Николай Брешко-Брешковский - Когда рушатся троны... Страница 32
- Категория: Проза / О войне
- Автор: Николай Брешко-Брешковский
- Год выпуска: -
- ISBN: нет данных
- Издательство: -
- Страниц: 94
- Добавлено: 2019-03-28 14:39:08
Николай Брешко-Брешковский - Когда рушатся троны... краткое содержание
Прочтите описание перед тем, как прочитать онлайн книгу «Николай Брешко-Брешковский - Когда рушатся троны...» бесплатно полную версию:Николай Брешко-Брешковский - Когда рушатся троны... читать онлайн бесплатно
— А вот мы сейчас побеседуем, — ответил Друди, устраиваясь поудобнее в кожаном кресле, — ну-ка, садитесь поближе ко мне и подальше от звонка… Вообще, не советую прикасаться к нему… Не советую! — значительно повторил лейтенант, поиграв камышинкой. — Вот что, сударь. Я имею о вас куда более точные сведения, чем вы о моих действиях в Сан-Северино. Отвечайте на мои вопросы. Но с условием говорить правду, не то будет хуже…

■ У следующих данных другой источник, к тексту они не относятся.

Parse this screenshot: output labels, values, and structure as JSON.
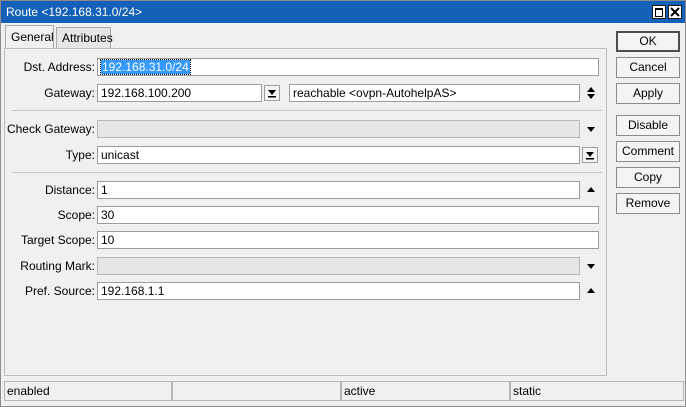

На столе задребезжал телефон. Макс Ганди, словно ища в этом спасения, снял поспешно трубку, но Друди с такой же поспешностью выхватил ее:
— Алло. Редактор очень занят! Он пишет важную передовую статью и убедительно просит его не беспокоить. Что? По экстренному делу?.. Никаких экстренных дел, — и Друди с размаху опустил трубку.
— Итак, ваше настоящее имя Лейба Дворецкий?
— Леон Дворецкий, — поправил Ганди.
— Пусть будет Леон. В конце девяностых годов вы бежали от воинской повинности из России в Америку…
— Да, я уехал в Америку…
— Затем вы поступили на службу агентом в австрийскую политическую полицию, перешли в русскую и вернулись в Петербург, занявшись журналистикой под псевдонимом Кирдецова. Не так ли?…
— Да, Кирдецов — мой литературный псевдоним.
— Покамест — довольно. Все ваши остальные мерзости мы оставим в покое. А теперь возьмите редакционный бланк и пишите…
— Что писать?
— А я вам сейчас продиктую… Готово? Пишите!..
— Я, дезертир русской армии Леон Дворецкий, я же впоследствии Кирдецов, искупивший свое дезертирство службой…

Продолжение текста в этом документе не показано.